Lookback: Google launched the Penguin algorithm update 11 years ago
It’s been 11 years since Google launched one of its most significant algorithm updates, Penguin. Here, we’re looking back over more than a decade of Penguin.
Find everything you want to know about Google’s Penguin algorithm update – what it is, why it was launched and its impact – plus Search Engine Land’s coverage of Penguin from 2012 to 2021.
What was the Google Penguin update?
The Google Penguin update was an algorithm update launched on April 24, 2012, to combat webspam techniques. Penguin’s primary focus was link building, keyword stuffing and general webspam.
The war against webspam wasn’t new as Penguin followed the Panda and Page Layout algorithm updates.
All of these updates had a common goal – to reward high-quality content and sites in search that provided a great user experience and fulfilled search intent.

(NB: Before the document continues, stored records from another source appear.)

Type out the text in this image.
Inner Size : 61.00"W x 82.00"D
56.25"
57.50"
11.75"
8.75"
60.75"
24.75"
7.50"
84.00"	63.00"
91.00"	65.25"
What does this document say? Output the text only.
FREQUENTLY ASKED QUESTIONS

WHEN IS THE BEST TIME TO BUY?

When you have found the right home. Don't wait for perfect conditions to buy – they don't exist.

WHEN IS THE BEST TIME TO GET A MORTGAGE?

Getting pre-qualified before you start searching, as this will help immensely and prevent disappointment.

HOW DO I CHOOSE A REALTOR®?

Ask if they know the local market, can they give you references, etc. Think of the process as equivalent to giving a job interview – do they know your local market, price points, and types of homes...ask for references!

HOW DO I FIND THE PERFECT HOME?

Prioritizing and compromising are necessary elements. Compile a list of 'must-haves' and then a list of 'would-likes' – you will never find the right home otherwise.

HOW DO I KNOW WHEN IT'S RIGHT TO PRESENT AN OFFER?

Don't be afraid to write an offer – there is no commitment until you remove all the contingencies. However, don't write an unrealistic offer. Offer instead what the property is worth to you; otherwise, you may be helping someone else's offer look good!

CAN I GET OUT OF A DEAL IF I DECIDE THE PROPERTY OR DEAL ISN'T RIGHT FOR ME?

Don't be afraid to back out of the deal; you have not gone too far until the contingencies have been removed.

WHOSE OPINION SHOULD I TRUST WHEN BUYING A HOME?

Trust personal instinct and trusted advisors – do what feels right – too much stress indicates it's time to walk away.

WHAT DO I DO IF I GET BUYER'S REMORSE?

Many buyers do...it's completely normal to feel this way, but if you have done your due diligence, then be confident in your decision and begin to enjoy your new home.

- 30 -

Penguin was an extension of these efforts.
It was thought that Penguin affected 3.1% of queries in English and around 3% of queries in German, Chinese and Arabic. To contextualize its significance, it was expected that a regular user would see the impact of Penguin in SERPs.
Penguin was a pretty big deal, and it impacted a lot of sites. What made this change frustrating for web owners and SEOs is that an algorithm change isn’t something a site owner can appeal to.

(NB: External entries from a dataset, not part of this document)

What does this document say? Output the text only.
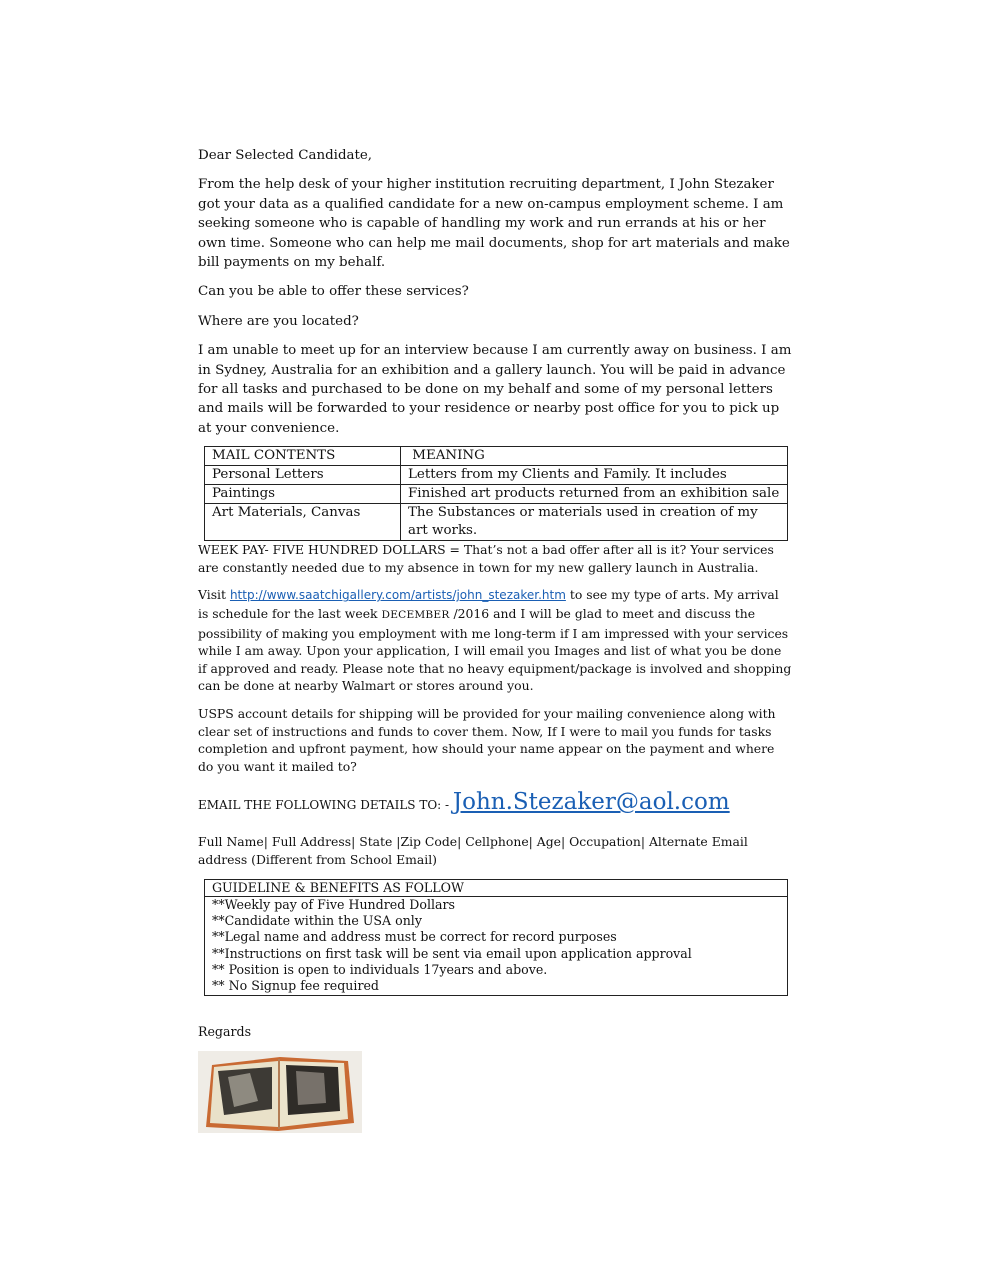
Dear Selected Candidate,

From the help desk of your higher institution recruiting department, I John Stezaker got your data as a qualified candidate for a new on-campus employment scheme. I am seeking someone who is capable of handling my work and run errands at his or her own time. Someone who can help me mail documents, shop for art materials and make bill payments on my behalf.

Can you be able to offer these services?

Where are you located?

I am unable to meet up for an interview because I am currently away on business. I am in Sydney, Australia for an exhibition and a gallery launch. You will be paid in advance for all tasks and purchased to be done on my behalf and some of my personal letters and mails will be forwarded to your residence or nearby post office for you to pick up at your convenience.

MAIL CONTENTS	MEANING
Personal Letters	Letters from my Clients and Family. It includes
Paintings	Finished art products returned from an exhibition sale
Art Materials, Canvas	The Substances or materials used in creation of my art works.

WEEK PAY- FIVE HUNDRED DOLLARS = That’s not a bad offer after all is it? Your services are constantly needed due to my absence in town for my new gallery launch in Australia.

Visit http://www.saatchigallery.com/artists/john_stezaker.htm to see my type of arts. My arrival is schedule for the last week DECEMBER /2016 and I will be glad to meet and discuss the possibility of making you employment with me long-term if I am impressed with your services while I am away. Upon your application, I will email you Images and list of what you be done if approved and ready. Please note that no heavy equipment/package is involved and shopping can be done at nearby Walmart or stores around you.

USPS account details for shipping will be provided for your mailing convenience along with clear set of instructions and funds to cover them. Now, If I were to mail you funds for tasks completion and upfront payment, how should your name appear on the payment and where do you want it mailed to?

EMAIL THE FOLLOWING DETAILS TO: - John.Stezaker@aol.com

Full Name| Full Address| State |Zip Code| Cellphone| Age| Occupation| Alternate Email address (Different from School Email)

GUIDELINE & BENEFITS AS FOLLOW
**Weekly pay of Five Hundred Dollars
**Candidate within the USA only
**Legal name and address must be correct for record purposes
**Instructions on first task will be sent via email upon application approval
** Position is open to individuals 17years and above.
** No Signup fee required

Regards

There was no quick fix to recover from Penguin. If hit, it was made clear that website administrators needed to reduce spam on their sites.
As a result, sites suffered, and some didn’t recover. Naturally, there was a question about whether or not the algorithm improved or worsened the SERPs.
Oh, I’m sure there are. Penguin & Panda were big changes, but they also improved things. Mobilegeddon was also an interesting one. It would also be fun to celebrate the first paid link, but I bet people would fight over the honor :).
— johnmu is not a chatbot yet (@JohnMu) March 25, 2022
Considering that Penguin is still highly influential in the algorithm today, it’s safe to say that it improved the SERPs, web owners, and SEOs have collectively learned what constitutes spam.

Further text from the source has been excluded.